Dear Adam Kinzinger, You Are Getting Warmer...
- john raymond
- 1 day ago
- 3 min read

Adam, you have made some real progress, but you still orbit the wrong questions. Frozen assets and secondary sanctions are side chatter; the real fight is whether we slam the door on territorial carve-ups, refuse sham “peace talks” under bombardment, and directly strangle Russia’s war machine.
And here is the added piece you have not yet fully grasped: Europe must move from commentary to direct action—arms in bulk, financial autonomy, and even boots on the ground if required.
Words alone won’t shift the balance of power.
1. Carve-Ups Are Not Negotiable
You suggest it is “up to Ukraine” whether to concede land. Wrong. That framing pressures Kyiv to make concessions that international law already forbids. No bullshit freeze lines. No “de facto” recognition. No negotiations that ratify conquest. If the world permits borders to be moved by force in 2025, order collapses everywhere.
The position must be categorical: no territorial concessions.
2. No “Peace Deals” While Bombs Fall
Trump dropped his own ceasefire precondition and pivoted to a “deal.” That inversion was always the point of Alaska: create the illusion that Ukraine is the obstacle to peace. Talks under fire are coercion, not negotiation.
Sequence matters: ceasefire first, verifiable and enforceable; then talks with penalties for violations. Anything else is capitulation.
3. Frozen Assets and Secondary Sanctions Are Distractions
The $300B in frozen reserves is already denied to Putin. Seizing it tomorrow or next year changes nothing. The frozen money can already backstop arms for Ukraine today.
Likewise, talking about “secondary sanctions” concedes the false premise that nothing direct can be done. But Europe and the G7 have tools: seize tankers, ban shadow-fleet companies, deny port services, and freeze payments at the source.
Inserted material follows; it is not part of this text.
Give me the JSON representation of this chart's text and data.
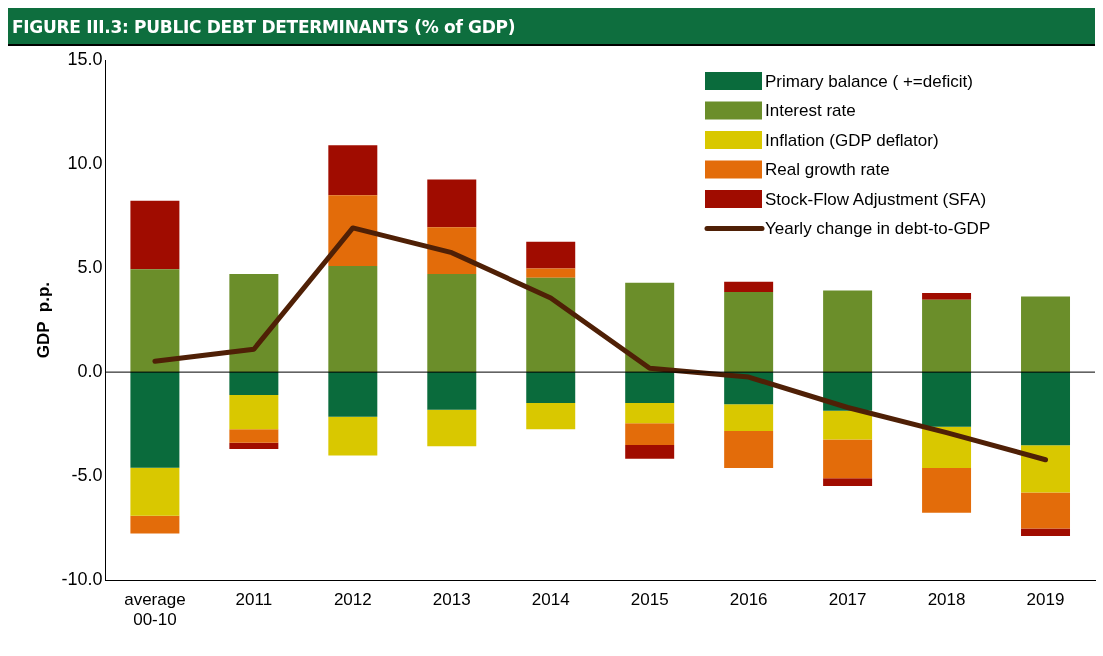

Real strangulation of revenues requires direct enforcement, not diplomatic finger-wagging.
4. The Real Battlefield: Deep Strikes and Cash Flow
FPV drones have turned the front line into an attrition zone. Salients are theater; Russia pays thousands of lives for inches.
But the decisive front is Ukraine’s deep-strike campaign against refineries, depots, and air defenses. Each strike erodes cash flow and accelerates collapse. That, tied to direct enforcement of oil restrictions, is the war that matters.
5. Europe Must Act, Not Just Show Up
Here is where you are still too timid. Europe must not simply “stand with” Ukraine in words or presence—it must act as a combatant enabler. That means:
Weapons: accelerate deliveries of air defense, long-range strike, and counter-UAV systems without waiting on U.S. permission.
Finance: use its financial sovereignty for binding, predictable cash flows and weapons for Ukraine.
Boots on the ground: make plain that if Russia escalates or Ukraine is cornered, European troops will be deployed—not as occupiers, but as defense forces inside Ukraine itself if needed.
Putin’s calculus shifts only if he believes Europe will not let Ukraine fall—whether or not Washington hesitates.
Good Work on Growth, But You Have More to Do
You are getting warmer, Adam. You see Trump’s inconsistency, Europe’s importance, the attritional stalemate, and the promise of drone warfare.
But you still need to say the hard truths: no territorial carve-ups ever, no “peace” under bombardment, no more excuses dressed as sanctions.
And above all, Europe must move from commentary to direct action, up to and including boots on the ground.
Only then does the balance tilt decisively, and only then can this war be ended on terms that protect order rather than destroy it.